This little shell may be considered as affording an excellent type of one of the rarer kinds of Conus Ammiralis, the variety denominated the Six-banded high-spired Admiral Cone. During a period of some years that have now elapsed since the dispersion of that collection, no other example of this variety has occurred to our observation more perfect and characteristic in all its markings.
FIGURE III.
CONUS AMMIRALIS var CEDO NULLI α.
OLIVE-BANDED NONPAREIL CONE.
Spire high and tapering; marbled white, fulvous, and dusky; body-wreath with three subolivaceous bands, the broadest towards the spire, with four belts of whitish dots; the two others towards the narrow end each with a single row of dots.

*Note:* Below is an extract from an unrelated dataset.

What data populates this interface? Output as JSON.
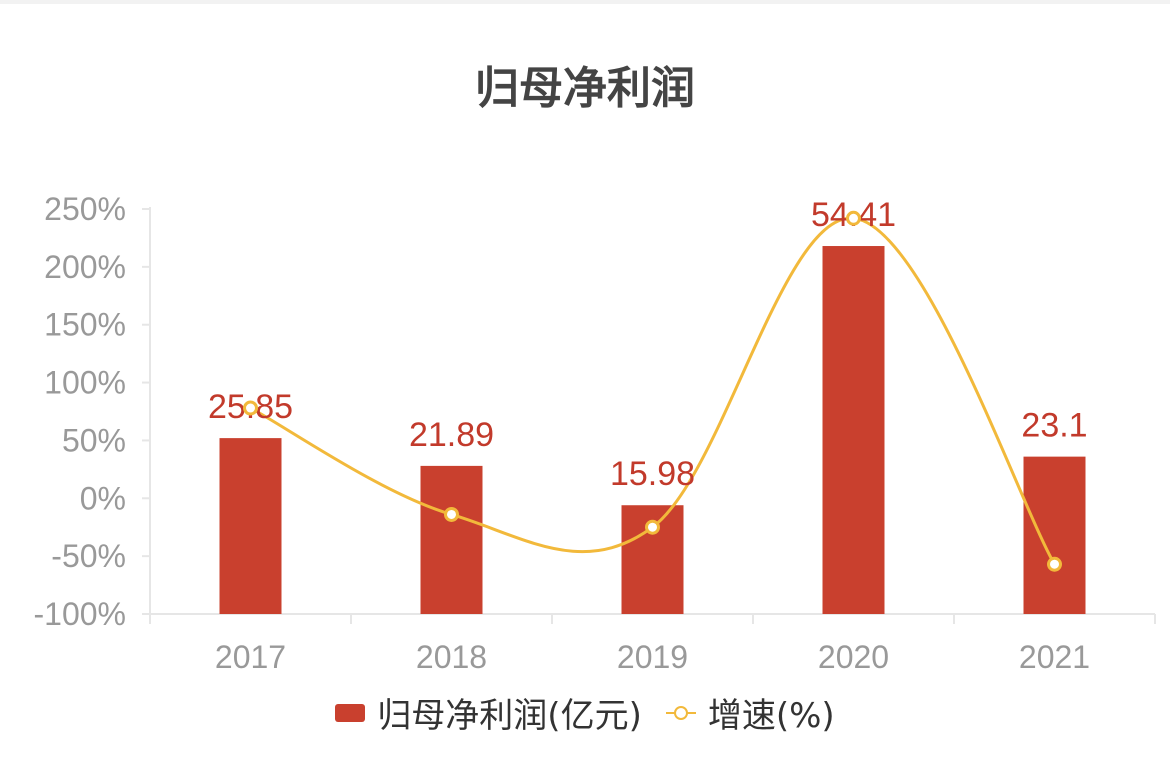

If in the preceding instances we have produced some novelties worthy of particular attention, the present shell, in point of value as well as beauty, must also lay a distinguished claim to our consideration. This is one of those rare varieties of Conus Ammiralis denominated the Cedo Nulli, or Cedo Nulli pretiossissimus, in allusion to the incomparable value affixed to the varieties of this peculiar species. The importance attached to the shells of this kind may indeed be best conceived by stating that some of its varieties have been valued at twenty, fifty, and one hundred guineas; one, in almost every respect resembling that delineated at figure 4, the celebrated Cedo Nulli of Lyonet’s cabinet, was valued by Lyonet himself, about the year 1732, at three hundred guineas; and either this shell, or another very similar to it, actually realized a sum of 1200 florins.
As the shells of this kind may very justly be presumed to be of the first rarity, every trait of information that may appear calculated to elucidate their history, it is presumed, will not only be permitted but be deemed acceptable, and under this impression the ensuing observations are submitted.
Much about the æra of the first explosion of the French Revolution of 1789, and within the space of a few years after, it is perfectly well known that many of the choicest cabinets and collections of rarities that had before been the pride of France and Holland were consigned to this country for the sake of safety, and being in some instances afterwards dispersed, had tended, in no small degree, to enrich the cabinets of our own country. It was at this period that many very rare shells occurred to our observation which have since disappeared, and among others, several of those varieties of Cedo nulli which had been before held in other parts of Europe in considerable estimation. In the year 1797 we saw no less than five specimens of this rare shell, all varying a little from each other, in the cabinet of the French Minister of State, M. de Calonne; in one, the colour was pale, in another deeper, one was lineated, and another distinguished by having three distinct bands.
At the dispersion of the Calonnian Museum, which took place by public sale rather more than twenty years ago, the series of these valuable shells passed into the fine collection of the present Earl Tankerville, a collection his lordship was then forming for the pleasure of an amiable and beloved daughter since deceased, and these shells are still considered among the more choice rarities of that valuable cabinet.
The shell, however, more immediately under our consideration, the variety, delineated at figure 3, is from another source; it was among the spoils of rarities sent over to this country from Holland, at the time of the insurrection connected with the first inroads of the French into that country. The shell passed into the hands of a merchant of curiosities in London, and being afterwards sold, its destination is uncertain; the price affixed was twenty guineas.
This shell corresponded very nearly with the variety denominated Seba’s Cedo nulli, having once formed a part of the museum of the celebrated Seba, but it could not be the same, because the entire collection of Seba, which at the period of the French invasion constituted part of the Royal Museum of the Stadtholder, was carried into France and its contents distributed among the other objects of natural history in the French Museum[[2]]. The description which Favanne has left us of the Cedo nulli De Seba is in the following words, and will be found on a near comparison to accord pretty accurately with our present shell:—“Le Cedo nulli de Seba, à large bande citron foncé, chargée de quatre cordelettes de grains inégaux, blancs, bleus, rouges et orangés. Le reste de sa robe est fascié et marbré d’orangé-brun, de jaune, de rouge et bleu-pâle sur un fond blanc avec deux bandes grenues vers le bas.”